From a pricing perspective, it is difficult to tell the scale of the direct impact. I suspect in the summer there will be some homeowners who will want to sell at all costs, and not care what price they achieve. Savvy property buyers will swoop on those properties and drive a hard bargain, meaning there will be some short-term localised reductions in what properties sell in the summer for those that want to sell at any cost.
How Will This Affect Landlords & Tenants in the Portadown, Lurgan & Craigavon Area?
In the short term I suspect that the number of tenants moving will reduce in the next three to four months. Tenants have peace of mind under the newly introduced Private Tenancies (Coronavirus Modifications) (Northern Ireland) Act 2020, that temporarily increases all Notice to Quit notices to a minimum period of 12 weeks and buy-to-let mortgage payment holidays for landlords whose tenants are in financial difficulty (note the tenants have to give proof to their landlord that they are unable to pay by supplying their applications to Universal Credit etc.)

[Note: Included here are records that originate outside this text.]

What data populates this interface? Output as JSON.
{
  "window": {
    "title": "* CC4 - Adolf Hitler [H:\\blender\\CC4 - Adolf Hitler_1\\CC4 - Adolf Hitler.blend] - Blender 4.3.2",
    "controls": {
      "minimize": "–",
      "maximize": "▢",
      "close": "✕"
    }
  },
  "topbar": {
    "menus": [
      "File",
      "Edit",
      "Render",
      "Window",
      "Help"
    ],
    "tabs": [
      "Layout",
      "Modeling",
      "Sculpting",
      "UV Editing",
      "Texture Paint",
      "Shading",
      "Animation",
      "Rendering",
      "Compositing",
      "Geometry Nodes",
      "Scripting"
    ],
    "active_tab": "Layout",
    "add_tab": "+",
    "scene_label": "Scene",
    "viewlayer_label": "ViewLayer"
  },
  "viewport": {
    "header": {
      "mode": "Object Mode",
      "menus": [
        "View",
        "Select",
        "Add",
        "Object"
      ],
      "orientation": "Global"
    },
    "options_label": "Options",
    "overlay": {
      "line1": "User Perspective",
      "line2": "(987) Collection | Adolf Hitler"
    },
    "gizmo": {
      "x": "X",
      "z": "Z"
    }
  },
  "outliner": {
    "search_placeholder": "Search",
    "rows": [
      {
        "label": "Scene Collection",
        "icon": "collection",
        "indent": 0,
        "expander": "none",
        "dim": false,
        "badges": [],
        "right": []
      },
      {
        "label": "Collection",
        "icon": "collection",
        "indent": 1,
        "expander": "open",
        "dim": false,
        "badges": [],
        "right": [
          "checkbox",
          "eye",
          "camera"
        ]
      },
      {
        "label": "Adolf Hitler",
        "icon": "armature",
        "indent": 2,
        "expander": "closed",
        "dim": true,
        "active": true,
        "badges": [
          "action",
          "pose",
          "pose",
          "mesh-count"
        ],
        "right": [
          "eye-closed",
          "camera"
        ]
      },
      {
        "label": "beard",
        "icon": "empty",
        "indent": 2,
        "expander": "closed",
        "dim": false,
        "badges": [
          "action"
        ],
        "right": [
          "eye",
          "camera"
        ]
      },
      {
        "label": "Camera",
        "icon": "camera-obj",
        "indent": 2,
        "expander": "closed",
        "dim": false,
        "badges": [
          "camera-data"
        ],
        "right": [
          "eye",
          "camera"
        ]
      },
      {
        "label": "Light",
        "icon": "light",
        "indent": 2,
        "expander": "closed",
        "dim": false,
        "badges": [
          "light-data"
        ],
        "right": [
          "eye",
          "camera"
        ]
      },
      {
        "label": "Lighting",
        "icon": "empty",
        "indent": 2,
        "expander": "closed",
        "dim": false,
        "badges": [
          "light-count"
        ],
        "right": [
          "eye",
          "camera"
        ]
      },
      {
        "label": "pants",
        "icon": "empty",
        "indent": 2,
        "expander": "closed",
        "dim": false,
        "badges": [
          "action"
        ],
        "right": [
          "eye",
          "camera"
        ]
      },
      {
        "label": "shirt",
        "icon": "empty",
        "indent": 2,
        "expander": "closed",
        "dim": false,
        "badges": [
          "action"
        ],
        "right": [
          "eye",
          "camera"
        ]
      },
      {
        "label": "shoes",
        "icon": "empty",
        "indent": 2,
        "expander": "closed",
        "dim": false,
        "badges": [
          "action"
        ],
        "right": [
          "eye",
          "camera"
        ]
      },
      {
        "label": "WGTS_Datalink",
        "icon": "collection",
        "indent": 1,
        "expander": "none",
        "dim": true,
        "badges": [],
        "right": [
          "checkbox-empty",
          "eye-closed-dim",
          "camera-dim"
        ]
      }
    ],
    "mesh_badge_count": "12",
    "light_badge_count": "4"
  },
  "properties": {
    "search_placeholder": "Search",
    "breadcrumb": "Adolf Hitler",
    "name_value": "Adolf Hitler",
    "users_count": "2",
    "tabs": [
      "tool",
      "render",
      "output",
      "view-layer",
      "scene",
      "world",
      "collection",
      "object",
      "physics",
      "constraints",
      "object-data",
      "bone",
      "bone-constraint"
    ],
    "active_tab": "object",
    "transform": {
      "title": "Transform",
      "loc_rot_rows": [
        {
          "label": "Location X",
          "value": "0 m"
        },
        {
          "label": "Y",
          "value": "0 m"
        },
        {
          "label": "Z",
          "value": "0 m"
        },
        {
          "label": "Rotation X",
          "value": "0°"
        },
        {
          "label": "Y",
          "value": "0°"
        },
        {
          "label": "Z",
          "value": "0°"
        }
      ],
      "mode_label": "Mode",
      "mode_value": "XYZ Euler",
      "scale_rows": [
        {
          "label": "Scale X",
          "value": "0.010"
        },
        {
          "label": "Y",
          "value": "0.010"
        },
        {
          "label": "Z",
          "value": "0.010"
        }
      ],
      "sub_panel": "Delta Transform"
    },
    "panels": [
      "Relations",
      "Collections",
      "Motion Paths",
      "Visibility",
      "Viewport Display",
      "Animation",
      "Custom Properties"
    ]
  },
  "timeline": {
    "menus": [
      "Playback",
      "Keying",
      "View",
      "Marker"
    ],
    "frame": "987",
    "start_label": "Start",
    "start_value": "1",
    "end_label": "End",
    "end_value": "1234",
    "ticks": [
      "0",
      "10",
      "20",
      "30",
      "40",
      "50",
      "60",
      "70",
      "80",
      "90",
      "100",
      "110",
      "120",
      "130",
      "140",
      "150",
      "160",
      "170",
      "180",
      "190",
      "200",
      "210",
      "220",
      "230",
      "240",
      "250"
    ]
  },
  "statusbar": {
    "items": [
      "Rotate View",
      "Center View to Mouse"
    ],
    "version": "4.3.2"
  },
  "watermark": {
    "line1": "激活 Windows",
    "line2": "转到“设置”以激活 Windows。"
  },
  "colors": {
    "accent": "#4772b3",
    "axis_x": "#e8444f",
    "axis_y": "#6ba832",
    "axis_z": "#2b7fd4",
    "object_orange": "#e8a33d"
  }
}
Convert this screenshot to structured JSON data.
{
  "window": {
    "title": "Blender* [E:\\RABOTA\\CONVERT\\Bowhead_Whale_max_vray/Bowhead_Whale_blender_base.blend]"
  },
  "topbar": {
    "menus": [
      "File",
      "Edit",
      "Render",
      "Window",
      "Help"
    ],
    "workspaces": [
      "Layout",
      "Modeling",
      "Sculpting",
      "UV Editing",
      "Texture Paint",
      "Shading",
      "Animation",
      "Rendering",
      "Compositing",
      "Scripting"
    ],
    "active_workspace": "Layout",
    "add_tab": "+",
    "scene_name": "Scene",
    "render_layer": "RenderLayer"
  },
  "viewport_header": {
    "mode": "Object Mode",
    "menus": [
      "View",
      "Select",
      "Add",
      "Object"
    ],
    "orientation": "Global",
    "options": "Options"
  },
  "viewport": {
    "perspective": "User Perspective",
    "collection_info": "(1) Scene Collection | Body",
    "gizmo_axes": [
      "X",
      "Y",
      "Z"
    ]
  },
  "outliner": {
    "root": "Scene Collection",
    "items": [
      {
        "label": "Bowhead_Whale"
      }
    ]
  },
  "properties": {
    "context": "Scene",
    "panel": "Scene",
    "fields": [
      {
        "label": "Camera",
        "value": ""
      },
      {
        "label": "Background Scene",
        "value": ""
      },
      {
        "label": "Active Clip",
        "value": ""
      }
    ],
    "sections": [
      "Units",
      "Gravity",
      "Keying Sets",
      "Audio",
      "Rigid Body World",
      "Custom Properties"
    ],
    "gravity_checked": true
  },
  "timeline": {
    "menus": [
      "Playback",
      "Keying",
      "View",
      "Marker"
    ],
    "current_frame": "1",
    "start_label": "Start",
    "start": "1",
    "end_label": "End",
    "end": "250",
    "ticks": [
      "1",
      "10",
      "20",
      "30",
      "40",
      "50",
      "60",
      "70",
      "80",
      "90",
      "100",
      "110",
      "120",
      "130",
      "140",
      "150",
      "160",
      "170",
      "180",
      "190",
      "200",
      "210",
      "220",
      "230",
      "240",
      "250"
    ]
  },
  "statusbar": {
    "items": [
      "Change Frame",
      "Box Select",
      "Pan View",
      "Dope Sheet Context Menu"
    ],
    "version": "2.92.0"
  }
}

With the measures implemented by the Government through furlough payments and access to benefits, for most tenants, rents will continue to be paid, making no major impression on rental prices in 2020.
All things considered, the outlook for the market remains ambiguous. On the optimistic side, the market will largely ‘pause’ in the short term and there won’t be damaging structural impacts on the long run performance of the economy and assuming there are no other seismic shocks in the coming weeks and months – in a few years’ time – this will be seen as a bump, albeit a rather big bump; another part of the roller coaster ride of the NI property market.